Kelima pemuda pelangi itu mulai bercahaya. "Akashi, ada satu hal lagi yang ingin kami tanyakan sebelum pergi." Midorima dan yang lainnya mulai menjadi serpihan-serpihan cahaya. "Apa kau bahagia dengan teman-teman barumu?"
Air mata kembali mengalir, namun Akashi tetap berusaha tersenyum pada sahabatnya. "Aku sangat bahagia, Shintarou..."
.
.
.
.
.
.
Manik hetero terbuka perlahan, yang pertama dilihatnya adalah bintang-bintang di langit. Ia di atap rumahnya. 'Ah, sepertinya aku ketiduran...' pikir pemuda itu. Ia bangkit dari tidurnya, merapikan rambutnya yang berantakan.
"Sei-chan!" empat kakak kelas menghampirinya. Mibuchi terlihat paling panik. "Ada apa, Reo?"
Mayuzumi menyerahkan selembar foto, hasil potret mereka di Teiko Dreamland. "Tadi kita hanya berlima, 'kan?" pemuda crimson itu menatap foto dengan terkejut. Memang terdapat lima orang remaja di foto itu. Salah satunya bersurai merah dengan membawa rainbow cake. Tim basket Rakuzan.
Tapi yang membuat matanya terbelalak adalah siluet samar lima orang lainnya dengan rambut warna-warni yang memakai pakaian serba putih. Kelima pemuda pelangi itu memang tidak terlalu tampak, tapi Akashi dapat melihat mereka tersenyum. "Kurasa, mereka juga ada bersama kita..."

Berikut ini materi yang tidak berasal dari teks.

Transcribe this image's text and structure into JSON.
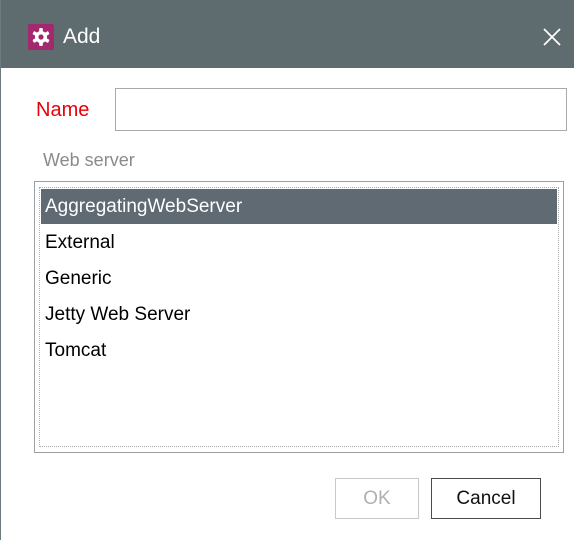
{
  "window": {
    "title": "Add",
    "app_icon": "gear-icon",
    "close_icon": "close-icon"
  },
  "form": {
    "name_label": "Name",
    "name_value": "",
    "section_label": "Web server"
  },
  "web_servers": {
    "selected": "AggregatingWebServer",
    "items": [
      {
        "label": "AggregatingWebServer"
      },
      {
        "label": "External"
      },
      {
        "label": "Generic"
      },
      {
        "label": "Jetty Web Server"
      },
      {
        "label": "Tomcat"
      }
    ]
  },
  "buttons": {
    "ok_label": "OK",
    "cancel_label": "Cancel"
  },
  "colors": {
    "titlebar": "#5f6c6f",
    "app_icon_bg": "#a3286e",
    "name_label": "#e8000b",
    "selection": "#5f6a73"
  }
}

Sang kapten berdiri menatap langit malam. Angim berhembus lembut menerpa wajahnya. "Arigatou, semoga kalian tenang disana..."
.
.
.
OWARI
A/N: HALO MINNA! ADA YANG KANGEN SAYA? (All: NGGAK!)

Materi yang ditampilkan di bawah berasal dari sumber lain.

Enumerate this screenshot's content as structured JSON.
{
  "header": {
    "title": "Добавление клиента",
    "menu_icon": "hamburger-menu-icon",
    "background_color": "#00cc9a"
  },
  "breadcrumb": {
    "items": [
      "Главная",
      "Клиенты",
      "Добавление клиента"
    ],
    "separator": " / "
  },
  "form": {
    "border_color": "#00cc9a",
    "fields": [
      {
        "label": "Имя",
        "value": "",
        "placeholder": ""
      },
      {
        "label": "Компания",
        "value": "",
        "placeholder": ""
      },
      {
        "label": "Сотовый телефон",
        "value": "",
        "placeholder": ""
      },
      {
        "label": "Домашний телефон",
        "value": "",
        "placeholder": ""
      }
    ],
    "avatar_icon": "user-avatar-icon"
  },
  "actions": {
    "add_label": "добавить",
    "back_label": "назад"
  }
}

Maaf menghilang selama berabad-abad dari ffn, dan muncul lagi dengan ff abal seperti ini *nangisbombay* #plak
Mau publish lewat laptop, tapi nggak bisa. "Insecure Connection" jadi penghalang mulu dan saya nggak bisa log in TT,TT
Berkat saran dari Ai-san, akhirnya saya publish di HP. Harap dimaklumi kalau editannya jadi kacau balau. Cerita ini juga terinspirasi dari taman bermain Takakanonuma dan taman Nara(ini juga rekomendasi Ai-san) pas liat foto-foto keadaan tamannya yang emang udah horor banget. Tapi alih-alih bikin horor, saya malah bikin angst gagal begini #ditimpuk
Dari para readers, apa ada yang ngefans Mekakushi Actors? Ituloh, anime karya JIN, Shidu, dkk. Chara song mereka juga pake Vocaloid lhoo... Dan entah error apalagi yang menghampiri, saya malah nemuin kesamaan chara mereka dengan KiseDai. #dirajam
Oke-oke, ada kemungkinan Author bakalan Hiatus sampai selesai UN dan ini jadi ff terakhir yang saya publish. YEEE! #dibantaireaders
HBD buat Akashi.
Sankyuu sudah menyempatkan diri untuk membaca ^^
RnR
OMAKE
Akashi dan Mayuzumi menunggu shinkasen datang di kursi stasiun. "Pasti berat untuk melepas mereka, ya?" ujar si surai abu menatap foto di ponsel adik kelasnya. "Ya, begitulah. Tapi aku tidak boleh egois." Akashi tersenyum.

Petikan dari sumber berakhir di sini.